My absolute favorite thing to cook with is the 10″ Teflon coated frying pan I picked up at a discount store years ago. I believe it was a whopping $8.99. Not exactly state of the art, but budget friendly for a relatively new college grad. My pan and I have been together for about 12 years now. I’d confess it’s one of my longest lasting friendships, but that’s a sob story for another blog.
Back to my pan. A lot has happened to it since our first meeting. His shiny silver bottom is now brown and dingy. The Teflon is decorated with burner ring marks and a few shallow scratches. The handle wiggles a bit, but shows no signs of letting go just yet. All of these imperfections make me love it all the more. They are battle scars of our time together. At our best, we were a sizzling success. At our worst, charred remains of our good intentions were on an express flight to the Hefty bag.

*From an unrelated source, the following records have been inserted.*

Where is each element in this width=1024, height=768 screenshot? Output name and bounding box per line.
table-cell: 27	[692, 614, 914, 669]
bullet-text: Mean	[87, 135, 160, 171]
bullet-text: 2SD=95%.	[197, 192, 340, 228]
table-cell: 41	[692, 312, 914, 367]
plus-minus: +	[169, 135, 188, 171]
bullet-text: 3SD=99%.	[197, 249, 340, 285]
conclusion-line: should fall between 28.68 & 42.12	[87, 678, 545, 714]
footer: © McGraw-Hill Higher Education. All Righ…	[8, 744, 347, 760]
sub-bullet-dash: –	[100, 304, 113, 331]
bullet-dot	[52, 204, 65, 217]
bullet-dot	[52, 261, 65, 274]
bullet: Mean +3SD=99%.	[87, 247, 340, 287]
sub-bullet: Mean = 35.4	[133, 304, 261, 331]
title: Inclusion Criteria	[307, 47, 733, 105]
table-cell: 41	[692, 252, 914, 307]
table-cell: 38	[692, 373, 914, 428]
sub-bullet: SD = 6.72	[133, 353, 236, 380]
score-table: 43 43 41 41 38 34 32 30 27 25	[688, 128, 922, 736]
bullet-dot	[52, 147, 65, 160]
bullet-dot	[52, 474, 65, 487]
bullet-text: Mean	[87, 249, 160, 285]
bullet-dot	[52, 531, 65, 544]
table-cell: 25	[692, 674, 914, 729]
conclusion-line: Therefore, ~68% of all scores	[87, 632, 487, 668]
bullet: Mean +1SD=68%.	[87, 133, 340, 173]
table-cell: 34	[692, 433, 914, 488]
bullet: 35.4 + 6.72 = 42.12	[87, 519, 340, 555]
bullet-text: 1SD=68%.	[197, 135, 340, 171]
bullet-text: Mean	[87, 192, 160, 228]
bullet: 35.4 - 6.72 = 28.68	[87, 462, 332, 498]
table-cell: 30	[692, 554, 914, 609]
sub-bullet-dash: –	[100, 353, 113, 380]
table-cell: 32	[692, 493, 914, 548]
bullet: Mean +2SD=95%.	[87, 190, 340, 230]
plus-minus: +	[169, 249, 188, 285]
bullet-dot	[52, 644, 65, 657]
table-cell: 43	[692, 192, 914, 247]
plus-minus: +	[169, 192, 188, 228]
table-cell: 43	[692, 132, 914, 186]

To be honest, my pan isn’t the only thing to have changed in the past decade. My bottom isn’t what it used to be either. My brown hair is now streaked with silver. I have shallow (okay deep) scratches in what used to be the nice flat surface of my face. This is where the pan envy comes in to the equation. All of these marks of time do little to add to my appeal. I don’t look at these scuffs with the same warmth as the blemishes on my pan. Why is that? Why do I feel I have to look brand new after 12 years? My pan is getting hotter and hotter. Me, not so much.
Is it possible I could take a lesson from kitchen gear? Ah, to be able to look at my life’s markings as a sign of a adventure and accomplishment. Wouldn’t it be great to be able to revel in the stories behind the stains and the scars instead throwing money and effort into covering them up? Restoring my pan is completely out of the question. It wouldn’t be special to me anymore. It would just look like every other pan hanging on the hook at Target. Who wants that?













So true. We might all be a bit happier if we could muster the strength to accept our physical selves. Too bad the world at large tends to judge on appearance.
It almost becomes a “which comes first, the chicken or the egg” scenerio in my mind. Does our own judgment of ourselves on appearance give the world permission to do the same? Or, does the message of the masses cause us to look at ourselves in a less favorable light? Part of me believes the message of the masses can only impact the ones who have invited/allowed the criticism to sink in.
It really is strange how happy we are with scrappy inanimate objects, yet how perfect we expect humans to be. We like greasy spoon restaurants, old sweatshirts worn thin and porch swings that squeak when you rock. All show character and history. The same qualities in a person aren’t embraced at all. Not that I’m implying I’d want greasy to be acceptable.